Imbolc and the Moon of Tides

Wednesday gratefuls: James Talarico. Go, Ken. Maddie. Veronica. Bone Scan. Echocardiogram. Exercise. Shadow.

Rene Good. Alex Pretti. Say their names.

Sparks of Joy and Awe: Fingers

 

Kavannah: Shleimut.   I edit and revise. Ancientrails. Superior Wolf. I tell friends I love them.

Tarot: Nine of Arrows, Devotion

“… “weary” warrior who is battered and bruised but keeps moving forward with determination.”

 

One brief shining:  Tsundoku. My large ottoman has four stacks of books. I clean it off, new books find their way to it. Over and over. I feel no guilt, not even regret. All these books, all of them, add to me, even if briefly held.

Kate got me a print a long time ago. A frocked scholar standing high on a library ladder, reading from one book. Holding another ready. Since I was young. Reading. Reading from one book, holding another one ready. It sat on the wall next to my sink for years.

Tom sent me the word. Tsundoku. If you saw the books piled on my couch, my upstairs reading chair, housed neatly in bookshelves that line my 900 square library, you’d know the word applies. He said it applied to him, too.

Here’s how it happens. I’m in a period of interest. Let’s say how the far right came to be. Matthew Taylor’s, The Violent Take It By Force. A book on the philosophical roots of replacement theory. I do some internet searching, find Furious Minds that explains three strains of MAGA thought. Another one on the John Birch Society. Another on the KKK in 1920’s Indiana.

I buy them. Read Taylor and Furious Minds. Both of which lead me to new books. Or. Emergence Magazine has a sale. Nature My Teacher. Collections on meditation and Mother Earth. More books arrive.

I tire of learning, learning, learning. Need fiction. I find a trilogy like All Souls by Deborah Harkness. Buy them all. Buy twenty volumes of the Dresden Files.

See how this happens. Judaism, the people of the book. My people. I read to learn Kabbalah. About the parsha of the week. Take classes that have required reading. A community, like me, surrounded by books.

Another. Writing a book about werewolves. Ovid. Lycaon. Commentaries on Ovid. That collection of folklore. Writing a book focused on Duluth, Lake Superior, Lakers.

Poetry. By the dozens. Art criticism. The ways of war when Joseph joined the Air Force. Another book shelf of horticulture books. Bee keeping. All these books.

Amazon enabled me. Easy access to any book I felt I needed. Brown boxes with the swoop on my front steps. Oh. I ordered this?

Most of the books I buy I intend to read. Some are for reference. The purchases on long term enthusiasms like Celtic history, folklore come in even as new enthusiasms crank up the Amazon bill with books on emergence, geology, Islam, Greek Orthodoxy.

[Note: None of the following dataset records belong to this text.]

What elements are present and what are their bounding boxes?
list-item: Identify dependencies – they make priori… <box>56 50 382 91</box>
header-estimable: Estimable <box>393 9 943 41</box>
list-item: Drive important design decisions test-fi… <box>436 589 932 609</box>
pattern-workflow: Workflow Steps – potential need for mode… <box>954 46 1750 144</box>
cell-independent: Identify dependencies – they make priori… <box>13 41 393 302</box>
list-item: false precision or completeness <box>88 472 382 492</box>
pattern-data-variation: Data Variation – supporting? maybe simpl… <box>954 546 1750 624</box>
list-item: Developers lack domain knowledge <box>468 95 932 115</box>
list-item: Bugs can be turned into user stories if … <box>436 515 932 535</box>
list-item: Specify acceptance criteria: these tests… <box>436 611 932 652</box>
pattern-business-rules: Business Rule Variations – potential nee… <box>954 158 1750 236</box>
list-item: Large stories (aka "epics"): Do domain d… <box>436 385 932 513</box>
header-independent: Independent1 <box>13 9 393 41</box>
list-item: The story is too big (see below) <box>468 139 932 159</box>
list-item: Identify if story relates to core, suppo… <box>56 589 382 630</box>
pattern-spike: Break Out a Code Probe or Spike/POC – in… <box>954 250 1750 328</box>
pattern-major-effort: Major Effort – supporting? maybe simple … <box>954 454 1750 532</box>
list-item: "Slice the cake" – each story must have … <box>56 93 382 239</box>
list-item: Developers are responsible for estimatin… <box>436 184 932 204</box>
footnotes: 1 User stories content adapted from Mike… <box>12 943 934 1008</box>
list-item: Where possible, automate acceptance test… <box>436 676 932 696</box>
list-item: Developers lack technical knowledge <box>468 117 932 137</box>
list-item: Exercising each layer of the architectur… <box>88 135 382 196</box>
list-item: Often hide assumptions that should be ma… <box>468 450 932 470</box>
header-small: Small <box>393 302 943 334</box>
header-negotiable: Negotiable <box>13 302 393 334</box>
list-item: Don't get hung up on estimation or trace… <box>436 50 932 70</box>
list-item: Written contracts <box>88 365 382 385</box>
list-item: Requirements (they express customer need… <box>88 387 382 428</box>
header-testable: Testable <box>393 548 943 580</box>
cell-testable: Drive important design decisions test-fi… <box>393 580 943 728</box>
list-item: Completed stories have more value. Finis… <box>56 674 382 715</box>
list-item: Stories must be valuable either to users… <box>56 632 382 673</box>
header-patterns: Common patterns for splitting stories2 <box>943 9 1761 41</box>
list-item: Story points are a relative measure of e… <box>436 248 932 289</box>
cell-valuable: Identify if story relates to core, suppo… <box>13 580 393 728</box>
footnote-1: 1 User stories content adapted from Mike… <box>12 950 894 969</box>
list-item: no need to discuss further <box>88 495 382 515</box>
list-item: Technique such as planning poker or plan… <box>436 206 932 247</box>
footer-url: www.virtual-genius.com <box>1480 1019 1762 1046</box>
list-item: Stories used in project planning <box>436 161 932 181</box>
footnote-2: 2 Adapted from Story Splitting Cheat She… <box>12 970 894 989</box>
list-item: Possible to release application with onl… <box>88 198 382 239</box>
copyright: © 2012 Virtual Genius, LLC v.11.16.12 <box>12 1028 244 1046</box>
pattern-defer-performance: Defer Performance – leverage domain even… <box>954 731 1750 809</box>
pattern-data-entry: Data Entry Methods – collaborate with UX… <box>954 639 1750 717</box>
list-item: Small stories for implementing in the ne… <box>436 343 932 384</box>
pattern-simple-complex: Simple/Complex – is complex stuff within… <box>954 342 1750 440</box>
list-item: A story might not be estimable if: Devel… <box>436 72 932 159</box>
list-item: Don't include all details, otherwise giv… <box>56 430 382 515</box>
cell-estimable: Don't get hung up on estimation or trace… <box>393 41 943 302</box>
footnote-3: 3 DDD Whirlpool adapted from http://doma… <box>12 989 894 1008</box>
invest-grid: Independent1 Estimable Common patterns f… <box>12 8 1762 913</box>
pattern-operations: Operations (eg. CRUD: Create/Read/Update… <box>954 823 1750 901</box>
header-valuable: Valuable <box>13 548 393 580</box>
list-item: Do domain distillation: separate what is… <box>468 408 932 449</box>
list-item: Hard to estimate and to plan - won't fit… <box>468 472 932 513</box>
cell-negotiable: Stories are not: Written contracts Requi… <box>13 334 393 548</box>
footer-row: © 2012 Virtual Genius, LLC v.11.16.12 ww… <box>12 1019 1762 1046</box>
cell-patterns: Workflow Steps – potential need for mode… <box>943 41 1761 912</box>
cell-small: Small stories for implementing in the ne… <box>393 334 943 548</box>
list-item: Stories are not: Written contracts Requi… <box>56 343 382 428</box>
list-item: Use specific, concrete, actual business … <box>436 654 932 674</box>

God, I can’t stop. My mind hungers. Always.

Wait. Could there be a book on tsundoku? With information about the 30,000 books in Umberto Eco’s library. Explaining the collection of the British Prime Minister Gladstone. The one that became a residential library.

If there is, I’ll find it.

And, yes. Buy it.

No. I won’t need it.  I will hold it.